Synergistic Effect of Bimetallic MOF Modified Separator for Long Cycle Life Lithium-Sulfur Batteries

Abstract

Severe polysulfide dissolution and shuttling are the main challenges that plague the long cycle life and capacity retention of lithium-sulfur (Li-S) batteries. To address these challenges, efficient separators are designed and modified with a dual functional bimetallic metal-organic framework (MOF). Flower-shaped bimetallic MOFs (i.e., Fe-ZIF-8) with nanostructured pores are synthesized at 35 °C in water by introducing dopant metal sites (Fe), which are then coated on a polypropylene (PP) separator to provide selective channels, thereby effectively inhibiting the migration of lithium polysulfides while allowing homogeneous transport of Li-ions. The active sites of the Fe-ZIF-8 enable electrocatalytic conversion, facilitating the conversion of lithium polysulfides. Moreover, the developed separator can prevent dendrite formation due to the uniform pore size and hence the even Li-ion transport and deposition.
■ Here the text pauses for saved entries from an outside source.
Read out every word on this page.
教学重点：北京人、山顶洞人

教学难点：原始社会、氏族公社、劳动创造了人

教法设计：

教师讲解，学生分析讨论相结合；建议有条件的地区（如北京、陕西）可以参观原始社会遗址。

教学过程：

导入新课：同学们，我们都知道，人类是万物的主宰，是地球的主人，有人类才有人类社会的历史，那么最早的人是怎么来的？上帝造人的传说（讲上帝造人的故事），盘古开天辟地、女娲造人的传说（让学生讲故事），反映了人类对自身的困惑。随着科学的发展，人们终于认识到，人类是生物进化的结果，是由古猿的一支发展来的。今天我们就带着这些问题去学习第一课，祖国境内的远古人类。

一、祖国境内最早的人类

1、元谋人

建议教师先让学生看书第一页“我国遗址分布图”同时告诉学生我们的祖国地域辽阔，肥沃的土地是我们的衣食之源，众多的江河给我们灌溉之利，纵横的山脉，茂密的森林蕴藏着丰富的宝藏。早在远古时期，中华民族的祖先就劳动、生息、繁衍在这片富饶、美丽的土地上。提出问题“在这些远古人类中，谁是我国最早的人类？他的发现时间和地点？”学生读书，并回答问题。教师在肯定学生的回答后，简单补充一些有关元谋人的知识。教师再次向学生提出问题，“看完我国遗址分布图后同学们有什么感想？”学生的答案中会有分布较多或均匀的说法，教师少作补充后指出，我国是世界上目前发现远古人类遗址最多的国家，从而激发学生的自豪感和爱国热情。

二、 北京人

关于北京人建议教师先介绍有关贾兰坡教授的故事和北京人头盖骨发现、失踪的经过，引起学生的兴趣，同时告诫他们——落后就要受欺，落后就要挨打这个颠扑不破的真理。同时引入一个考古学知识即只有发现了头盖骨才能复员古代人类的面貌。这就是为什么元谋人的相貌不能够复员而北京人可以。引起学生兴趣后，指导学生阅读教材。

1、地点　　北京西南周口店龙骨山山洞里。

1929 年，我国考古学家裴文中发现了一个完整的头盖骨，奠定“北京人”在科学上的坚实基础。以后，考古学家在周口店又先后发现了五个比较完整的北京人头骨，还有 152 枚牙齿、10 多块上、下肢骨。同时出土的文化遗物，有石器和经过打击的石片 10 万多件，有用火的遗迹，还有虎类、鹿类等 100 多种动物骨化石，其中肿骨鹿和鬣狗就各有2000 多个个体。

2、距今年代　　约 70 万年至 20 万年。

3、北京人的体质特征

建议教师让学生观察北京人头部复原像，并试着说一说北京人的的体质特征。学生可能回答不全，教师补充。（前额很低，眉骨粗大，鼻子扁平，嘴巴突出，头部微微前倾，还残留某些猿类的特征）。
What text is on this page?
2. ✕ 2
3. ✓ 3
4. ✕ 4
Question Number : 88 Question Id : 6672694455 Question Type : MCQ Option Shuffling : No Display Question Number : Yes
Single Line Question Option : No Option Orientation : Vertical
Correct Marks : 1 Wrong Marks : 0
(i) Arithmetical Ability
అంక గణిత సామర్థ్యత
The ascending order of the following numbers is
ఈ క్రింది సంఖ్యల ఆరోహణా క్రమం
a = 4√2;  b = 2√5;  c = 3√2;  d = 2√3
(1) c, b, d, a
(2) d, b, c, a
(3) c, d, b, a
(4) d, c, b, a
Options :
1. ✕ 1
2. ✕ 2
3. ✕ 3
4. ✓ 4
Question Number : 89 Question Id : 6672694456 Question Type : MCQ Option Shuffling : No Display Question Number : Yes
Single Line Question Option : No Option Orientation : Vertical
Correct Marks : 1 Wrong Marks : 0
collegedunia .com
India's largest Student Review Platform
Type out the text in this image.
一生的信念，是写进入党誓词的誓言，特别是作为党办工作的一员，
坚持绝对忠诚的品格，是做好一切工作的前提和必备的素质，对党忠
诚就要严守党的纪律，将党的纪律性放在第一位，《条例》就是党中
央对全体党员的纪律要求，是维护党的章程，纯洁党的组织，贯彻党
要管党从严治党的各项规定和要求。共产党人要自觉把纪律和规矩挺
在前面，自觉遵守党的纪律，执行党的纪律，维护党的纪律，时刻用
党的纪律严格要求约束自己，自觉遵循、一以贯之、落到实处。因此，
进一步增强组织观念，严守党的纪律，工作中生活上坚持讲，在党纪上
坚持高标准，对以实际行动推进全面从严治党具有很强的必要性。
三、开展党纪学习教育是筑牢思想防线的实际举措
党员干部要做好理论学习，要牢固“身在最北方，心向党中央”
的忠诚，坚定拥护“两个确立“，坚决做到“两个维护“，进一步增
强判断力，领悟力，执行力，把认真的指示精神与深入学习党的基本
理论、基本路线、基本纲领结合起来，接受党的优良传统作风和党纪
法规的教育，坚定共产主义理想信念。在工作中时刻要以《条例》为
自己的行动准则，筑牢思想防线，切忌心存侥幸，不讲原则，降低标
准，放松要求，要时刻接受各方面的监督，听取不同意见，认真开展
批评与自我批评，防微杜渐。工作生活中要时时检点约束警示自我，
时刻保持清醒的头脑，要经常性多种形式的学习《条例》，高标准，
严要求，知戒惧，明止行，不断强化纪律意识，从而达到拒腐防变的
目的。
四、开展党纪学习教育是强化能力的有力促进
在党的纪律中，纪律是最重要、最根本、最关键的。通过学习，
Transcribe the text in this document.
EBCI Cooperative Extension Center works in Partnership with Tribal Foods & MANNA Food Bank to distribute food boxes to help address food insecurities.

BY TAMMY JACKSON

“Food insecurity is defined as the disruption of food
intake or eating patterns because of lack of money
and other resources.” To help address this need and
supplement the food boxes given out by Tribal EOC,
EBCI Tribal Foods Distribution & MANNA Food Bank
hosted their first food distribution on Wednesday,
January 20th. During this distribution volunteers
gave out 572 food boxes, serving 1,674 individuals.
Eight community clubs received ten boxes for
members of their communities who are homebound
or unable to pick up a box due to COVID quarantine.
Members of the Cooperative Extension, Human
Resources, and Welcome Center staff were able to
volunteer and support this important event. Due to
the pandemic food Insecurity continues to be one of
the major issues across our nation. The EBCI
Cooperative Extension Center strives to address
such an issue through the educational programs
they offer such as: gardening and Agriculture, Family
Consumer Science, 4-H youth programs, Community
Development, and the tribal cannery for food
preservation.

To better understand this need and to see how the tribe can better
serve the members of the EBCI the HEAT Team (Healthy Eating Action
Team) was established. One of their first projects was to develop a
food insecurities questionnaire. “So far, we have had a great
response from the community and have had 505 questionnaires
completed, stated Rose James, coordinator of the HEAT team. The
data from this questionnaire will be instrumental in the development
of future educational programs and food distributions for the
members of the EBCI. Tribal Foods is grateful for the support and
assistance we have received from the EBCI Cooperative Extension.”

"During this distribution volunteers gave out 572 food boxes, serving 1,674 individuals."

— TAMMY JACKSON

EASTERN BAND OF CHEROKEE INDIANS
A coin cell using a Fe-ZIF-8/PP separator with S-loaded carbon cathode displayed a high cycle life of 1000 cycles with a high initial discharge capacity of 863 mAh g−1 at 0.5 C and a discharge capacity of 746 mAh g−1 at a high rate of 3 C. Promising specific capacity has been documented even under high sulfur loading of 5.0 mg cm−2 and electrolyte to the sulfur ratio (E/S) of 5 µL mg−1.